Semper idem


Vor der Seilfahrt (Linolschnitt von Karl Kilian)

Achilles, der Herner Berggeist, der aus der Vorzeit stammt, hatte alle Perioden der Erdentwicklung miterlebt, sowohl die Bildung von Senkungsräumen als auch die von Gebirgsfaltungen in Europa. Außerdem war er ein leidenschaftlicher Anhänger von Homer, der mit seinen Epen einen dichterischen Kreis anordnet, in dessen Mittelpunkt die Ilias und die Odyssee stehen. Es ist der „Trojanische Kreis“, wo Achilles eine bedeutende Rolle spielt. Nach Homer besteht das menschliche Leben aus einer ständigen Wiederkehr, den Gesetzen der Natur folgend, die nicht ganz vollkommen sind.

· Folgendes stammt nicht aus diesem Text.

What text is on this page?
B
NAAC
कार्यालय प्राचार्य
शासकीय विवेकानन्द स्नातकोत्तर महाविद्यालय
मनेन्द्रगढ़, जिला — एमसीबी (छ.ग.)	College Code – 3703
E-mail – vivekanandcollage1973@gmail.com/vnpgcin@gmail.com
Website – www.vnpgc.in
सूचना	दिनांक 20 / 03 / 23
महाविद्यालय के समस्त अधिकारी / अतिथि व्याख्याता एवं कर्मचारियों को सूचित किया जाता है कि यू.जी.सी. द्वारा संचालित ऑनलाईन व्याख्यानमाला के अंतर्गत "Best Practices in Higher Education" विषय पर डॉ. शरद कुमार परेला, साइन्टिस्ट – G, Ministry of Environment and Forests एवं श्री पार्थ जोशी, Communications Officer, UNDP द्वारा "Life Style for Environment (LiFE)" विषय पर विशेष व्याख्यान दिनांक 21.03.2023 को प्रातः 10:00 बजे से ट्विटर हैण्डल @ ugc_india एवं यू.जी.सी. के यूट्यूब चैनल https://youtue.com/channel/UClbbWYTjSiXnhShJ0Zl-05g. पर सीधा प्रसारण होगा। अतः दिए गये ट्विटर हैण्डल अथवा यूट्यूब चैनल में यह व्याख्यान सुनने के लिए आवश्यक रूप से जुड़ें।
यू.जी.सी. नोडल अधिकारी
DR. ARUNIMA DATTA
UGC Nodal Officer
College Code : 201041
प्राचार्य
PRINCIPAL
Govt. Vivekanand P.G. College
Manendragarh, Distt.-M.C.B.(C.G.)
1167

Für Achilles war es eine Majestätsbeleidigung, als er von einem jungen Steiger erfuhr, der sich mit Haut und Haar dem technischen Fortschritt verschrieben hatte und der Perfektion der immer neuen Maschinen vertraute, die auf der Zeche Mont Cenis in Sodingen eingeführt wurden. Sein Name war Jan Pelletier. Eines Tages sollte dieser zu einem Blindschacht auf die 8. Sohle fahren, um dort Wartungsarbeiten zu beaufsichtigen. Dahin führten zwei Körbe. Während der eine im Osten nur als Gegengewicht diente, wurde der westliche Korb für Förderung und Seilfahrt benutzt. Pelletier hielt eine telefonische Verständigung mit dem Fördermaschinisten für überflüssig, öffnete die Schiebetür des Korbes, der gerade ankam, prüfte auch nicht dessen Aussehen und sprang hinein. Der zog an und setzte sich rasselnd in Bewegung.
Mit Schaudern bemerkte plötzlich Jan Pelletier, dass er in den östlichen Korb gestiegen war. Der Boden war verrostet, es gab keine Haltestangen, das Salzwasser des Schachtes lief von oben herein und durchnässte ihn. In der Hoffnung, dass ihn jemand bemerke, rief er laut um Hilfe und klopfte an die Wände. Aber niemand hörte ihn. Wie immer förderte der Maschinist an diesem Tag nur mit dem westlichen Korb und kam nicht auf den Gedanken, dass ein lebendes Gegengewicht in dem anderen Korb saß. Vier Stunden musste Pelletier 600 Meter von unten nach oben und von oben nach unten fahren, bis seine Irrfahrt beendet war. Am Sohlenanschlag wartete ein unbekannter Bergmann, öffnete die Schiebetür und zog Pelletier, der sich nicht mehr auf den Beinen halten konnte, aus dem östlichen Korb.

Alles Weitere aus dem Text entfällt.